Scott's Soapbox

Tuesday, April 25, 2006

NPR's "Speaking of Faith"

Jonah Goldberg at NRO directed people to a show that aired Sunday on NPR. As part of their Speaking of Faith series, they interviewed physicist and Anglican priest John Polkinghorne. Jonah and I both happened to catch it, and I agree with him- it was a fascinating discussion.

The fact that Polkinghorne is both a priest and a physicist may seem an odd combination- but should it? NPR asks: "Science and religion are often pitted against one another; but how do they complement, rather than contradict, one another?" Good question. The so called "line" between science and religion has mostly been invented by scientists on one side looking down upon the "irrational" religious, and the religious trying desperately clinging onto their hold over "truth". The reality is of course, they mostly ask different questions. When one asks, whether the Earth revolves around the Sun, or how does a cell work, or how did life evolve on Earth, one should ask a scientist. Why these things are so, how (or what) gives our lives meaning in not the province of science.
"The Bible shows the way to go to heaven, not the way the heavens go."
No matter which religion (or none at all) one believes in, 2 plus 2 still equals 4. Conversely, arithmetic has little to say about what happens after we die.
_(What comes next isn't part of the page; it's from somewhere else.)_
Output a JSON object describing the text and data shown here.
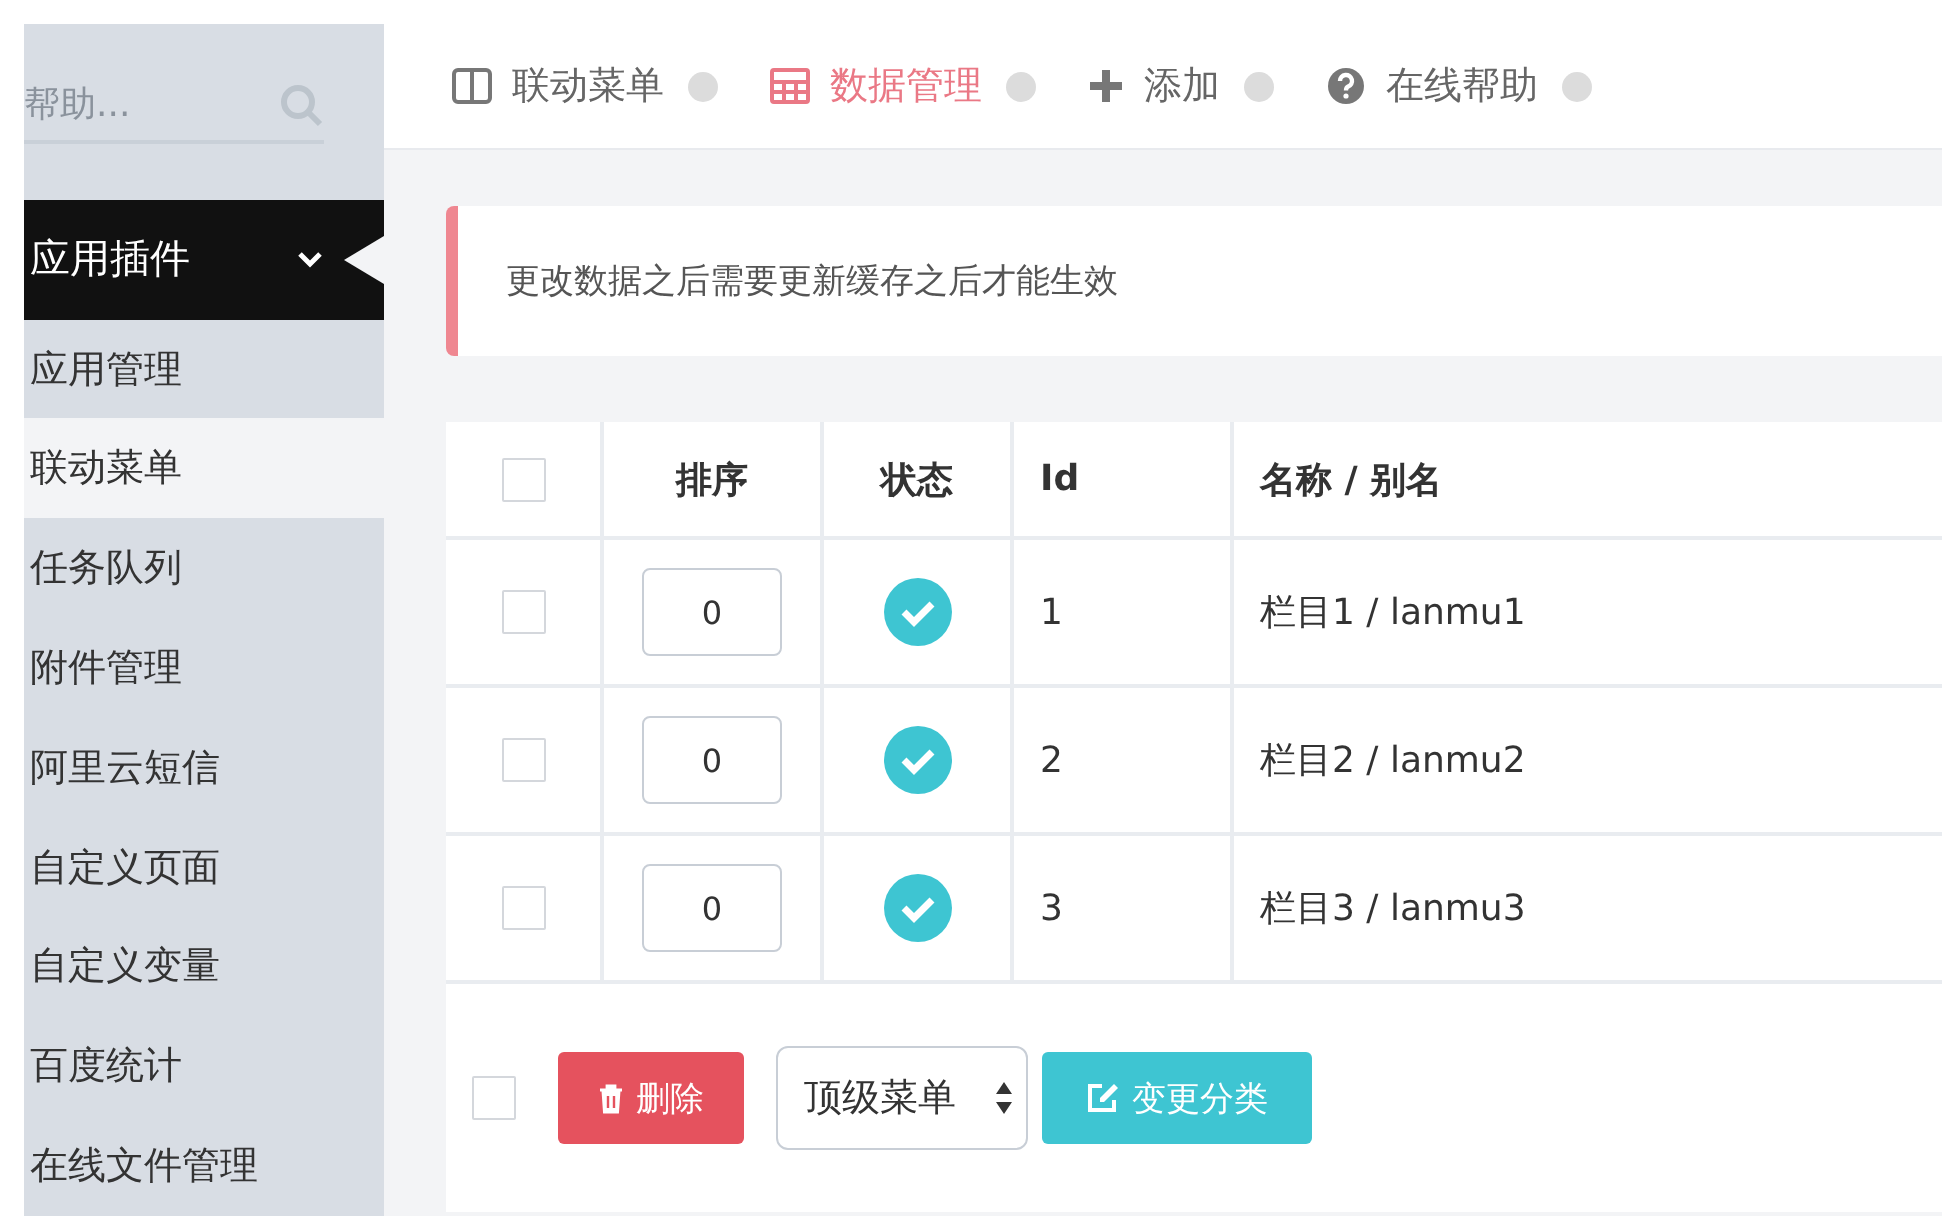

Religion has lost credibility with many for its refusal to accept its limits, and over the course of history there have been too many Inquisitions, too many heretics burned at the stake for their scientific beliefs.
"It vexes me when they would constrain science by the authority of the Scriptures, and yet do not consider themselves bound to answer reason and experiment."
Polkinghorne attempts not to recognize this limit, I think, but merely to get around this by saying (the particular example was about the Book of Genesis and its scientifically inaccurate depiction of the beginning of life on Earth) of course, they were not writing a scientific textbook, one cannot take the poetry of the Book literally like prose. He suggests this is a misinterpretation of the meaning of the text- implying almost some sort of artistic license in changing the story. (I hope to convey his meaning accurately, I am working from memory here- I do not see a transcript available.) This seems to me, however, as merely intellectual slight-of-hand, dodging the question and refusing to concede that the Book is, in fact, wrong. One coming from his position could make a credible argument that while of course the Book is the word of God, the human interpretation of it was based upon the science of the time this was written and so forth...but he doesn't.
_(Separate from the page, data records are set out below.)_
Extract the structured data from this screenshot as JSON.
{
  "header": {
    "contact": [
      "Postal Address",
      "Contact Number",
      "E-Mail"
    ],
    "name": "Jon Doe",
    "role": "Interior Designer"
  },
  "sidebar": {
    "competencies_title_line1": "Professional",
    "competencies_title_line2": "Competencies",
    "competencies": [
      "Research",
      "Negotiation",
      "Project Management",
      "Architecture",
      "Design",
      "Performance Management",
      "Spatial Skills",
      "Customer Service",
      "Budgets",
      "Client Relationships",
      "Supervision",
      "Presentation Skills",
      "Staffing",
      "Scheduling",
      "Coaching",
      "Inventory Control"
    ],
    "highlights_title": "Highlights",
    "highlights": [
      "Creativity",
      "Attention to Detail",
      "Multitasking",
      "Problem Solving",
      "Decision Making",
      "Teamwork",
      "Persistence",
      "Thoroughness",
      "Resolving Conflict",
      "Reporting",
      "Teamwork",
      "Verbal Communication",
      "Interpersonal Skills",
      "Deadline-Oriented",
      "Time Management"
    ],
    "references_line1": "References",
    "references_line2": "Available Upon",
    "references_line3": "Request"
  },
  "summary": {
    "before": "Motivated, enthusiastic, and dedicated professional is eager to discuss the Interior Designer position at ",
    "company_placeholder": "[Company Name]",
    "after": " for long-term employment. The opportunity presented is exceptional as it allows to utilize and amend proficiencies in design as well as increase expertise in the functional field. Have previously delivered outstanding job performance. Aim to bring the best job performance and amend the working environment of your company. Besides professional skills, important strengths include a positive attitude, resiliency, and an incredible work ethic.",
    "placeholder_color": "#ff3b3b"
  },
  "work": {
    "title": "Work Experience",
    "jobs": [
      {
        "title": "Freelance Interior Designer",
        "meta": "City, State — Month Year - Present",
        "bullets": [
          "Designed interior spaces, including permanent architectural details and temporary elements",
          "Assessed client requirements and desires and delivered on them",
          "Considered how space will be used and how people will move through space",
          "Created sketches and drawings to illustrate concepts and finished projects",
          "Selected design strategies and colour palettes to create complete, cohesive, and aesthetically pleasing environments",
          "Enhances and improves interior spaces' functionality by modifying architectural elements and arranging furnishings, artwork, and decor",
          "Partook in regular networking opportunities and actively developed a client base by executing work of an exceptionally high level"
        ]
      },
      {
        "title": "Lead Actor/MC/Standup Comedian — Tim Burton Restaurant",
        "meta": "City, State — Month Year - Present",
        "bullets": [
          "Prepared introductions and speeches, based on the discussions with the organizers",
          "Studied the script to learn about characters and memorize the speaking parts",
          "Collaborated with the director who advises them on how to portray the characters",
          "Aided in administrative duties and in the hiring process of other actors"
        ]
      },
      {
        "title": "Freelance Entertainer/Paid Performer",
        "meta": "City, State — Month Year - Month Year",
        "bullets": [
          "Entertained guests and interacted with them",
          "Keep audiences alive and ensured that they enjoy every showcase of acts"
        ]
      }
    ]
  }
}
Polkinghorne makes an interesting point near the end of the broadcast about how while science has mostly carried the discussion, putting religion in response mode to it (i.e., we scientists have discovered this or that; now respond and defend religion) now religion is beginning to ask more questions back. The example he gave was "how do we define what is a person- what constitutes the whole of a person's being" a question which both sides can contribute. The attempt to blend science and religion is not an easy one, the first step must be a recognition from people on both sides that such an understanding is possible. Science and religion are generally intended to ask, and answer, different questions. Where they intersect is where the battle is happening now (with intelligent design versus evolution, the issue of when life begins in the abortion debate, etc.) and has gone on for thousands of years before. At least today, we generally refrain from burning people on the stake for their beliefs- progress marches on.
"I do not feel obliged to believe that the same God who has endowed us with sense, reason, and intellect has intended us to forgo their use."



NOTE: The blocked quotes throughout this piece all come from the same man, Galileo Galilei- the Italian mathematician, astronomer, philosopher, and one of the best and most fearless minds our Earth has ever known. I still have on my lower bookshelf, between the dense textbooks of college and popular mathematical books of today, Galileo and The Magic Numbersby Sidney Rosen. A child's book, it tells the story of Galileo's life from childhood through his brilliant and controversial career, through his condemnation by the Papal Inquisition, all the way until his death. The simple beauty he found in mathematics and geometry, the incredible and exciting discoveries he made in astronomy, the idea of seeing new things (through his newfangled "telescopes") in the sky -of which he was literally the first human to ever see- all of this inspired me. Although apparently the book is out of print now (one can be had on Amazon for $40.00!), I still have my aged copy: the outside plastic cover is long gone with only inside cover Scotch tape lines remaining as evidence of its past existence; the price (50 cents) penciled in on the top of the first page, a school library stamp telling the book's origin at the bottom. I wonder how much of my love for science, particularly of mathematics, and perhaps as well, my distrust of organized religion, comes from this book, which is as warm and familiar to me as an old friend.

The quotes above and many more can be found here.

1 Comments:

  • I like this discussion. Too bad some in our federal government don't seem to understand the appropriate relationship between organized religion and science.